As vehicle architectures shift toward centralized computing, automotive SoCs are required to run multiple applications simultaneously while meeting stringent functional safety standards. Increasing integration and AI processing demands are also driving greater power consumption and design complexity. Renesas stated that its latest developments focus on scalability, AI performance, power efficiency, and safety compliance for next-generation electrical/electronic (E/E) architectures.
One of the key advances is a proprietary chiplet architecture designed to support ASIL D functional safety requirements. The architecture combines the standard UCIe die-to-die interface with a proprietary RegionID mechanism to achieve Freedom from Interference (FFI) when multiple applications operate concurrently. Because conventional UCIe interfaces do not transmit RegionIDs across dies, Renesas developed a method to map RegionIDs into physical address space, encode them into the UCIe region, and transmit them between chiplets. This enables secure access control via the memory management unit and real-time cores while maintaining compliance with automotive safety standards. The company reported transmission speeds of 51.2 GB/s, approaching the upper limits of intra-SoC bandwidth.
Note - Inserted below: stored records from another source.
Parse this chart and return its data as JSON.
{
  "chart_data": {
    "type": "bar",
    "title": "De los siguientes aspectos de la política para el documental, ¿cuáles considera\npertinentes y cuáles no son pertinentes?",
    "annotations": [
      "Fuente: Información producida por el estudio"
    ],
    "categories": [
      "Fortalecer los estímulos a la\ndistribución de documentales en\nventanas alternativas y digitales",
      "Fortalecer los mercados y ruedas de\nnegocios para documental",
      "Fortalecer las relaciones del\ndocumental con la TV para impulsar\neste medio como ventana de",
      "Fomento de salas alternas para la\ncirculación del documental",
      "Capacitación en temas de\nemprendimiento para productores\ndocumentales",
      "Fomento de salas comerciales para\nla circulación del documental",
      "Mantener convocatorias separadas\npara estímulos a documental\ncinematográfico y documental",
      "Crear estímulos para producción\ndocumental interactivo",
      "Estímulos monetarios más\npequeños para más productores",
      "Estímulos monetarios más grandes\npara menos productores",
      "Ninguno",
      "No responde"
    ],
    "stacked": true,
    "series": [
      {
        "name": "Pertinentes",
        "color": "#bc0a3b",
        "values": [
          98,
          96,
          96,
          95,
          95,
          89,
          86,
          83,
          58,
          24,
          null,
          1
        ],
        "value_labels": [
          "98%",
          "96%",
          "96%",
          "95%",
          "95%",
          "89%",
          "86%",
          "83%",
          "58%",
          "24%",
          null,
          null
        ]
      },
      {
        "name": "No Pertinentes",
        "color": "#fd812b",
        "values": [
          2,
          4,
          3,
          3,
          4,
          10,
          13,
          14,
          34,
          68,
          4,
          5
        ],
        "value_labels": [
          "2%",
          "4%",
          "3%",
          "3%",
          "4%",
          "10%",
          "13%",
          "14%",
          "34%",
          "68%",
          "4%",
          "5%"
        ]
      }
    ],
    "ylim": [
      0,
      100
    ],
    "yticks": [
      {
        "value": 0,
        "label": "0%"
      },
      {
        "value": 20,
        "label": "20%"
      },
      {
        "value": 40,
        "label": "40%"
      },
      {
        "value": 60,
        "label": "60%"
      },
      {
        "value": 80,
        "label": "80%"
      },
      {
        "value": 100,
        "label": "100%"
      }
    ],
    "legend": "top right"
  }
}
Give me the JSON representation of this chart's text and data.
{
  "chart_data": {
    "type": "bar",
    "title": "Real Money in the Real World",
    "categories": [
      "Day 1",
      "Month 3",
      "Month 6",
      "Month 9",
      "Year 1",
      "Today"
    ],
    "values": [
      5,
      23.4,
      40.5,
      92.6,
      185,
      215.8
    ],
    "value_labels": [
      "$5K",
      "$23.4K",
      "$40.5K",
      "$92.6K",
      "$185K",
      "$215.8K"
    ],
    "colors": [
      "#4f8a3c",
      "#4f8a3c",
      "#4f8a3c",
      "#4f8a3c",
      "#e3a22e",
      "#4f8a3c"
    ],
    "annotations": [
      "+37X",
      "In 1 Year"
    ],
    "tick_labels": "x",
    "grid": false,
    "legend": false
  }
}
Renesas also introduced a 3 nm SoC design to enhance neural processing unit (NPU) performance for AI workloads. As NPUs have expanded in size—approximately 1.5 times larger than previous generations—clock latency has become a growing challenge. To address this, the company redesigned its clock architecture by deploying mini clock pulse generators at the sub-module level rather than at the module level. This reduces clock latency and supports timing requirements for high-performance AI processing.
To maintain automotive-grade quality, Renesas integrated test circuits into the hierarchical clock structure and unified user and test clock signal paths. In test mode, upper- and lower-level clock generators synchronize under a single clock source, enabling phase alignment and supporting zero-defect quality objectives.
In addition, Renesas developed advanced power control technologies incorporating more than 90 power domains. The system enables precise power management ranging from milliwatts to tens of watts depending on operating conditions. Power switches were divided into ring and row configurations to reduce IR drops associated with increased current density in smaller process nodes. According to Renesas, this design reduces IR drops by approximately 13% compared to conventional approaches. A dual core lock step configuration with independent power controls enhances ASIL D compliance, while loopback monitoring and a temperature-resistant digital voltage monitor improve fault detection and aging tolerance.
The new technologies are being deployed in Renesas’ R-Car X5H SoC for automotive multi-domain ECUs, supporting applications such as autonomous driving and digital cockpit systems.